Türkiye’deki Üniversite Patlaması ve Nedenleri
Bu paradoksun arkasındaki temel nedenlerden biri, Türkiye’deki üniversite sayısındaki hızlı artıştır. Yükseköğretim Kurulu (YÖK) verilerine göre, 2003 yılında 53 olan devlet üniversitesi sayısı 2024 itibarıyla 129’a, özel üniversitelerle birlikte toplam sayı ise 204‘e ulaşmıştır. OECD, bu durumu “hükümetin her ilde bir üniversite kurma politikasına” bağlıyor.
OECD’den Kritik Değerlendirme: Kalite ve Uygunluk Vurgusu
OECD Türkiye masasına göre, birçok ülkede olduğu gibi Türkiye’de de yükseköğrenim mezunu sayısı, diploma gerektiren işlerin sayısından daha hızlı arttı. Bu durum, diplomanın iş bulma ve yüksek ücret gibi avantajlarını aşındırdı.
“Üniversite sektörünün hızla genişlemesi, yükseköğretim kurslarının kalitesini korumayı zorlaştırdı. Araştırmalarımızın da işaret ettiği gibi, hükümetin yükseköğretim politikasının artık yükseköğretimin kalitesine ve kursların işgücü piyasasına uygunluğuna öncelik vermesi gerekiyor.”

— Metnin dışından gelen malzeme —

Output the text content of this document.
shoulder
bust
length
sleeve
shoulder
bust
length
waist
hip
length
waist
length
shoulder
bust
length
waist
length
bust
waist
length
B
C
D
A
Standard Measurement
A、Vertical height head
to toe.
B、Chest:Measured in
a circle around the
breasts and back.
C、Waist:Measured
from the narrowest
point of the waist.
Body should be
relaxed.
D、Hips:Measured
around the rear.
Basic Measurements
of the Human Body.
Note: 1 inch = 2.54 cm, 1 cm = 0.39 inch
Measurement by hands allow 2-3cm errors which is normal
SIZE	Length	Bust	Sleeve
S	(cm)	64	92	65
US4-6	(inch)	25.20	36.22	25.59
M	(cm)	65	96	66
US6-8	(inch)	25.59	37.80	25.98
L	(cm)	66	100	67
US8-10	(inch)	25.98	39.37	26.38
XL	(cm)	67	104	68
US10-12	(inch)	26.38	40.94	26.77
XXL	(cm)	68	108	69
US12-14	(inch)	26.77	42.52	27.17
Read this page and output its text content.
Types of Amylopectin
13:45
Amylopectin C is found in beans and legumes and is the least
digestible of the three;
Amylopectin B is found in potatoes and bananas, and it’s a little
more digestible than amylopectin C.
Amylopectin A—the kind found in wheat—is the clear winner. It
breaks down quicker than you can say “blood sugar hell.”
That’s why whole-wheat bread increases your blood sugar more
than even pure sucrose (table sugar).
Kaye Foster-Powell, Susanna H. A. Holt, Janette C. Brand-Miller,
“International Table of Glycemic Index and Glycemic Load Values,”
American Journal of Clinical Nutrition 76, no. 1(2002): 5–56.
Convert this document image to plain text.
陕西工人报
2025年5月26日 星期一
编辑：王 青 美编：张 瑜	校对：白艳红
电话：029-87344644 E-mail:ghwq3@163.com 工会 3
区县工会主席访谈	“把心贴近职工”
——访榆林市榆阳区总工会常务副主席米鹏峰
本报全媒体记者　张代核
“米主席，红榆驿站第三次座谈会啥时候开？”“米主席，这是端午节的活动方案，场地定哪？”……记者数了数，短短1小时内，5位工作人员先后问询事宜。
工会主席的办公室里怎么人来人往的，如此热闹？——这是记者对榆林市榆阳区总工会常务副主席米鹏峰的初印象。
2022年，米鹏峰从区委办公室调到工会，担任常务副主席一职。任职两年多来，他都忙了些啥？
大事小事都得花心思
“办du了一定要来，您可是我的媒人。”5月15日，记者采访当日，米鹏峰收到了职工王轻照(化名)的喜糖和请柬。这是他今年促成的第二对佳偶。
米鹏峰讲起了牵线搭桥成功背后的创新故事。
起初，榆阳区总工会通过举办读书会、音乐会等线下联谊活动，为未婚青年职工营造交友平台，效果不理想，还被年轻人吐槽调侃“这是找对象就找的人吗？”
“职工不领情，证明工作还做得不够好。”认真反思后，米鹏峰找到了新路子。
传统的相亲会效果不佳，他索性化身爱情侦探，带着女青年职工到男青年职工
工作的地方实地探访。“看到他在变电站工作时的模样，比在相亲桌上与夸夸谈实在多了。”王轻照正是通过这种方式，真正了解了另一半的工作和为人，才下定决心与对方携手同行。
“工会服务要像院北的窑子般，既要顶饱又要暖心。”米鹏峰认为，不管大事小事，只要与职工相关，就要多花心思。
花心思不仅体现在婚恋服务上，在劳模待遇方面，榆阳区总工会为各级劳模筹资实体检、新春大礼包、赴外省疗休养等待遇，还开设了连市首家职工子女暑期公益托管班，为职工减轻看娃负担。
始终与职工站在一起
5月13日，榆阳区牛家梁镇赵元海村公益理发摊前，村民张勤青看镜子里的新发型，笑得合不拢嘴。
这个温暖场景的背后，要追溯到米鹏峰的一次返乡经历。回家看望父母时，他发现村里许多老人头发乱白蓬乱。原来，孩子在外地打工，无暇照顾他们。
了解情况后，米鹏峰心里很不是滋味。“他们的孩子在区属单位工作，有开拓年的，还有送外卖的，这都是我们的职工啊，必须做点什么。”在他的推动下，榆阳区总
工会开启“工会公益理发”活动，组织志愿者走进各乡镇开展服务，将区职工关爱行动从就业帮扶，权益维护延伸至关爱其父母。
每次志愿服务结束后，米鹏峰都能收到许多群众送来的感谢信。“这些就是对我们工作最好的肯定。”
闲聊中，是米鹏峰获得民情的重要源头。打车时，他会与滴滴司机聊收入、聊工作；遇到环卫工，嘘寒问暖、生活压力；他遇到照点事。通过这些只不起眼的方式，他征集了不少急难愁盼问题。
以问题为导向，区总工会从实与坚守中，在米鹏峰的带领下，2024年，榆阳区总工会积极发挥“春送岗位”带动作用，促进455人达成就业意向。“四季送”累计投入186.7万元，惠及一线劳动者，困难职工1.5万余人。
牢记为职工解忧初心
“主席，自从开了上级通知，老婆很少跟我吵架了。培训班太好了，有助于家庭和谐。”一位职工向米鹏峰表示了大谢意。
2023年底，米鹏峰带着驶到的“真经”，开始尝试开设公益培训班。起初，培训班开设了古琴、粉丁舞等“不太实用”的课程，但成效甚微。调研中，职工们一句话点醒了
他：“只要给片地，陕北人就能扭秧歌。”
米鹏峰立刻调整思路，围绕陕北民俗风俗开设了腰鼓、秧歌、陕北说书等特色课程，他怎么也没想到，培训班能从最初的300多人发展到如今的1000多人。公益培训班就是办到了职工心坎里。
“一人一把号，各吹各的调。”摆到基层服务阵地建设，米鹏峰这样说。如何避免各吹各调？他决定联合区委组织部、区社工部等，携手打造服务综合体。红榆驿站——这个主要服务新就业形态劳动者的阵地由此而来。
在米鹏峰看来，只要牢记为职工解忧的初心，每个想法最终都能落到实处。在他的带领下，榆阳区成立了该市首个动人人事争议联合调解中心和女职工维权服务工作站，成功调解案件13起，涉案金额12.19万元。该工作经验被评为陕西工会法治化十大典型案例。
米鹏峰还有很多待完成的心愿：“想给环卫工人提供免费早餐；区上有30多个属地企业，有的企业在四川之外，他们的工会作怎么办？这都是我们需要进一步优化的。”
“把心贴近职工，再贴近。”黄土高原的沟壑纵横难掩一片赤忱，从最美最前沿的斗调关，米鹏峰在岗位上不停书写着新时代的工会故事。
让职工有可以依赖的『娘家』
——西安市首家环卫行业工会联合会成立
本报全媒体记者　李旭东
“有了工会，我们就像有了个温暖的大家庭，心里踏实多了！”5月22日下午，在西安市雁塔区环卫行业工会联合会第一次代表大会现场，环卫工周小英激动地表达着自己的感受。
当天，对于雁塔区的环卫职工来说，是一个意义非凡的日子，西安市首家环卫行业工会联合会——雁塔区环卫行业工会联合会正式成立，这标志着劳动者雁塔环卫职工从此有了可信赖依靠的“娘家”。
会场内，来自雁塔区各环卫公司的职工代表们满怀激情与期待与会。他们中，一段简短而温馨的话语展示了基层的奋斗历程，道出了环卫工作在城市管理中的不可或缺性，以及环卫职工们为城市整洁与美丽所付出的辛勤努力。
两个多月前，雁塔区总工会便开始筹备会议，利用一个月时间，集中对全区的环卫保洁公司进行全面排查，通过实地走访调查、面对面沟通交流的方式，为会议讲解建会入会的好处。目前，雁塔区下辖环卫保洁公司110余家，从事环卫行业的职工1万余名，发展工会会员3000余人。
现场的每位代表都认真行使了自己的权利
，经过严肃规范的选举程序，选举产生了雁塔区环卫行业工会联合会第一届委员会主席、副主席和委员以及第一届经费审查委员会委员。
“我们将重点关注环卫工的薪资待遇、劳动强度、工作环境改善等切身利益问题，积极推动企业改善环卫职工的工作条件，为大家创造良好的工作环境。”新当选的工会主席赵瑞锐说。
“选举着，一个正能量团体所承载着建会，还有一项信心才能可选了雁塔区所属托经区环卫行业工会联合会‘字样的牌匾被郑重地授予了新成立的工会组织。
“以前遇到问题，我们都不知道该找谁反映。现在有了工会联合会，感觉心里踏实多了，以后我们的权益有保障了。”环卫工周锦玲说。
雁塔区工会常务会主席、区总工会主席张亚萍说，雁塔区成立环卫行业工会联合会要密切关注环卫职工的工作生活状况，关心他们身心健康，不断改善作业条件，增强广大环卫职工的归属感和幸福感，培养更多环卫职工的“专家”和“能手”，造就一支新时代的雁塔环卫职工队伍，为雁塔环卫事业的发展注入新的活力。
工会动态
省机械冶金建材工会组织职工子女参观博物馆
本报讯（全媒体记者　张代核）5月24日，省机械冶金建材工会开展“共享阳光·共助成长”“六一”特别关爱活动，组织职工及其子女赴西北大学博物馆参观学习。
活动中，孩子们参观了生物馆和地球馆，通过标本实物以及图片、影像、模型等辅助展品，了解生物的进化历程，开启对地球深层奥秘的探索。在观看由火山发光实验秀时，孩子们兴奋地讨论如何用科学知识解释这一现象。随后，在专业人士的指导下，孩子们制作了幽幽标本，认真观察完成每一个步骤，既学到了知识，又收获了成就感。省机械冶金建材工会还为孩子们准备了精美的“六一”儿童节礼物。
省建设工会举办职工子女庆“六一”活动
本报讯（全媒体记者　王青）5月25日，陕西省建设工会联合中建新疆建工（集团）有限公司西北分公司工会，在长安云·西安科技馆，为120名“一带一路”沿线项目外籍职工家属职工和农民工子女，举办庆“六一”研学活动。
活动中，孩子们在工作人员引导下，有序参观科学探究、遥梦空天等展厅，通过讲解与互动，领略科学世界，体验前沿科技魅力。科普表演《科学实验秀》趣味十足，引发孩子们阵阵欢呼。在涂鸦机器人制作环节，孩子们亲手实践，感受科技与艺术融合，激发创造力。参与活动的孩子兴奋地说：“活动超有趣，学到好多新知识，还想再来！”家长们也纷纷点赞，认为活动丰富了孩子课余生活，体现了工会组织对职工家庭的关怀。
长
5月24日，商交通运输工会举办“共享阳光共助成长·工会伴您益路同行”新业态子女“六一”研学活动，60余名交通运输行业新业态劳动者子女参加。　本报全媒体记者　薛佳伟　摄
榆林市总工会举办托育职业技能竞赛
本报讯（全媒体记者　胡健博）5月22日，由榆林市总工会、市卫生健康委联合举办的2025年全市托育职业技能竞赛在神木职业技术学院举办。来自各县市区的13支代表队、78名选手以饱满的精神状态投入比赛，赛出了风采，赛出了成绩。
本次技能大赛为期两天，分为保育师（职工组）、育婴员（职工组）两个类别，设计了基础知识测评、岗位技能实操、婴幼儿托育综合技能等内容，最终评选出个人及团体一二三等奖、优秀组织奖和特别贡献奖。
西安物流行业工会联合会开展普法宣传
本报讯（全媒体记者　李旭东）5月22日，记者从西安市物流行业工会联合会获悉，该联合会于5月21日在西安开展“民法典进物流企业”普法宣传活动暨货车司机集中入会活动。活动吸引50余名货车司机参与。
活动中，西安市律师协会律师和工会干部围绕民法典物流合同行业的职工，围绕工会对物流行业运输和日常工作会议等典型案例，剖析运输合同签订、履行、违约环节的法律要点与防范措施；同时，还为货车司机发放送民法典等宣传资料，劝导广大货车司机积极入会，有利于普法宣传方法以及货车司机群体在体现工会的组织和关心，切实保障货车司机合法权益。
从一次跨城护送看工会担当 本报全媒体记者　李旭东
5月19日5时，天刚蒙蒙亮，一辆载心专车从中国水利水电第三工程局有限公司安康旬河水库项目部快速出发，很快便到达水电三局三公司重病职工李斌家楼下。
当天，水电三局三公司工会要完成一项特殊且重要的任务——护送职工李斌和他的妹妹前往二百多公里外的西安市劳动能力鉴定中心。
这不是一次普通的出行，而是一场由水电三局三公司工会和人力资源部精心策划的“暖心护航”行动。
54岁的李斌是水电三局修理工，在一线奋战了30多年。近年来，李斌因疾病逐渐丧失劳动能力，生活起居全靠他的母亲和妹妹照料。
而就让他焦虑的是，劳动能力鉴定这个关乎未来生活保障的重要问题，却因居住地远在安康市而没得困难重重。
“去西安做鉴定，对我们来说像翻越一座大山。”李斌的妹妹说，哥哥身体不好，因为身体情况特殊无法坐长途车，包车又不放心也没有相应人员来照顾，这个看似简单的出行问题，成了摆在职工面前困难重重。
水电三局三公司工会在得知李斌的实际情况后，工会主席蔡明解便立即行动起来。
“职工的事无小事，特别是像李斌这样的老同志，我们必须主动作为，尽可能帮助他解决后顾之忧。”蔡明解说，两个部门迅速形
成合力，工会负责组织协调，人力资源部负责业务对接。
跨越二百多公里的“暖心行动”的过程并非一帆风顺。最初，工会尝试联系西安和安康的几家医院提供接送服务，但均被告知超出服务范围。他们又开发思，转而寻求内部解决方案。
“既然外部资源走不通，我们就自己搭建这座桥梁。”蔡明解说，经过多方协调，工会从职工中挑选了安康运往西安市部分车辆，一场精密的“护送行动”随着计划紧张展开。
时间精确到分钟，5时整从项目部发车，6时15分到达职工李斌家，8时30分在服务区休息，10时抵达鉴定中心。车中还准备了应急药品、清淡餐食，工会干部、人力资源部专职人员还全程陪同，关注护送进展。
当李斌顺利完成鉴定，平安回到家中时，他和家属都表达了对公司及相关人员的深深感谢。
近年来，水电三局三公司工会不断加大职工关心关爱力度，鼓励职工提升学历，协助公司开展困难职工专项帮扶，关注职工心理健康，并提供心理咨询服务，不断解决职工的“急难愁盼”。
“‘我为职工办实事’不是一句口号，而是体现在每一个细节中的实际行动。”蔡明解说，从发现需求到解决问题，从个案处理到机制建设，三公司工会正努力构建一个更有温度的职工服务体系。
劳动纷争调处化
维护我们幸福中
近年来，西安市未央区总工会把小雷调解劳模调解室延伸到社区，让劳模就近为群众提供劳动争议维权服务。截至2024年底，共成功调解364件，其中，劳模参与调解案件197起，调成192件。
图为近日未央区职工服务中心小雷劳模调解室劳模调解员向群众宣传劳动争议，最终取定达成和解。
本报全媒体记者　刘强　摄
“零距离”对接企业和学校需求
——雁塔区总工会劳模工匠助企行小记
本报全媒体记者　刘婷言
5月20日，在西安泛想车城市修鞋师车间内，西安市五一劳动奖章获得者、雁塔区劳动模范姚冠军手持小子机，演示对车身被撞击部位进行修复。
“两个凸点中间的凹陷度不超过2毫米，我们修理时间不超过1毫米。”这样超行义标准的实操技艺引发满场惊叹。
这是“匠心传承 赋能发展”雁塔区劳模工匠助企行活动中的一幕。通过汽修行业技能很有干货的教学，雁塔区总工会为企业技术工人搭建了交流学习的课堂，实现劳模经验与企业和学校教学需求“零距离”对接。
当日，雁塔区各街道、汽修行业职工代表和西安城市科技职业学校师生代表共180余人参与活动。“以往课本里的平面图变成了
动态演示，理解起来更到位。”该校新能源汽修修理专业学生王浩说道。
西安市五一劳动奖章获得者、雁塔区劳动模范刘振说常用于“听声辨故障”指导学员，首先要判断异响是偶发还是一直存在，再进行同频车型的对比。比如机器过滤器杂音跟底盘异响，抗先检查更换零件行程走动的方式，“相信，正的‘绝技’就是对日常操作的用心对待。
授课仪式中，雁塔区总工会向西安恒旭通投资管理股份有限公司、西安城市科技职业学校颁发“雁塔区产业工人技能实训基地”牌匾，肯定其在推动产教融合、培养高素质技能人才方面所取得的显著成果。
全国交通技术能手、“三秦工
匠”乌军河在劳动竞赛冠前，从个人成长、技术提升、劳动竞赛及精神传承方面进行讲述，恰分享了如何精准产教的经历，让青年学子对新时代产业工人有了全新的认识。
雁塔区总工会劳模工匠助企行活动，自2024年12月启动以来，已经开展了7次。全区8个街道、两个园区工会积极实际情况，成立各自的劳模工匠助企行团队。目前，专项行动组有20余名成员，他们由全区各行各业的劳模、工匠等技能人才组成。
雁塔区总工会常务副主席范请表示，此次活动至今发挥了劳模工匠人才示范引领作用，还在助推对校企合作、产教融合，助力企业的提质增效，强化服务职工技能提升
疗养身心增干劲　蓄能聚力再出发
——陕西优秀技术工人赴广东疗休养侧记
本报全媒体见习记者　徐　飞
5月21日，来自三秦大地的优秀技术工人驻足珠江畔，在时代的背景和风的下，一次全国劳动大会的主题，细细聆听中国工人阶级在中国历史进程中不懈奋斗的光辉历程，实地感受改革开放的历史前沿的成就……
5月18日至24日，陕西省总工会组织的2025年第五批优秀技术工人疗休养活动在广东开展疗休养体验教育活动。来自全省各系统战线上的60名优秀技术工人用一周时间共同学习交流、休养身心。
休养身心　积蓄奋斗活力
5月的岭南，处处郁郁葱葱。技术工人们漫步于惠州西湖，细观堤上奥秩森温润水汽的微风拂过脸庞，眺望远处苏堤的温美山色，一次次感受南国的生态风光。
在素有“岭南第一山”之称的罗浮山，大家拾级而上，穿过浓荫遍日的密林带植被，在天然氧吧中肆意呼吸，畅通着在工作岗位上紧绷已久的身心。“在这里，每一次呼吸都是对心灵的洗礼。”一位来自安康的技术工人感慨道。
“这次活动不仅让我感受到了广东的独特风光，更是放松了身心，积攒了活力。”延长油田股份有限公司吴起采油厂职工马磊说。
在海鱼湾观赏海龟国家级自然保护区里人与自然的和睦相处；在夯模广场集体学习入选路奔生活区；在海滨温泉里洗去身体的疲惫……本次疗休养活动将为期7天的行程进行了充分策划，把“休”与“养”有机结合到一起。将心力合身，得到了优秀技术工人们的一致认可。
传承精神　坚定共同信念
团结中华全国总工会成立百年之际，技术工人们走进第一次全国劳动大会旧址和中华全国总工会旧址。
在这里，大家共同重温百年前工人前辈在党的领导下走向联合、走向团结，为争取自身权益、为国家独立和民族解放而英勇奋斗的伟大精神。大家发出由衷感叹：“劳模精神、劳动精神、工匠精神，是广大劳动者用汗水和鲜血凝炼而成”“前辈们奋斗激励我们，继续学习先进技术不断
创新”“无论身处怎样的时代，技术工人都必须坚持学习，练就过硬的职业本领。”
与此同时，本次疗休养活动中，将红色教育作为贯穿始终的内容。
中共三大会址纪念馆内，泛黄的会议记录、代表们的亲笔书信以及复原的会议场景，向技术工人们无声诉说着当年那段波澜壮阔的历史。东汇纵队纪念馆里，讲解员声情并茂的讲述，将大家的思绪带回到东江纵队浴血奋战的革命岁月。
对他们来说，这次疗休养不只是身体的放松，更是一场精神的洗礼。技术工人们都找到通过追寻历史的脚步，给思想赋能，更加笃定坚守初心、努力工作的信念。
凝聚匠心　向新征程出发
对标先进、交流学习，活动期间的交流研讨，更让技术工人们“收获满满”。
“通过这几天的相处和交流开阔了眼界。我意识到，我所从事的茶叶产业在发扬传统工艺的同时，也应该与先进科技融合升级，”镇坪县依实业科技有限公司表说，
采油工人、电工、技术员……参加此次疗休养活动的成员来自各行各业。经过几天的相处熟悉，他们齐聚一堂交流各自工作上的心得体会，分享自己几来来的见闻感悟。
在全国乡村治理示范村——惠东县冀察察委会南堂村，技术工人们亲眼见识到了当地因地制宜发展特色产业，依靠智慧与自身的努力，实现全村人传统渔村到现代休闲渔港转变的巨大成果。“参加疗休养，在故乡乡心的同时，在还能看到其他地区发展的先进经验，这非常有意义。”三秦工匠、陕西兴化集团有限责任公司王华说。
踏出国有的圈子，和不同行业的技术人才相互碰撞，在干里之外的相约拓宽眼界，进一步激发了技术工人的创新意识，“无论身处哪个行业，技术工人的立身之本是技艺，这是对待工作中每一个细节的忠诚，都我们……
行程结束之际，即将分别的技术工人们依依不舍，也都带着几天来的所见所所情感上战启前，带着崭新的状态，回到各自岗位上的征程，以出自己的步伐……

OECD ayrıca, Türkiye’de işgücü piyasasının talep ettiği beceriler ile üniversitelerde öğretilenler arasında büyük bir uyumsuzluk olduğunu ve özellikle STEM (bilim, teknoloji, mühendislik ve matematik) alanlarındaki mezun oranının düşük kaldığını belirtiyor.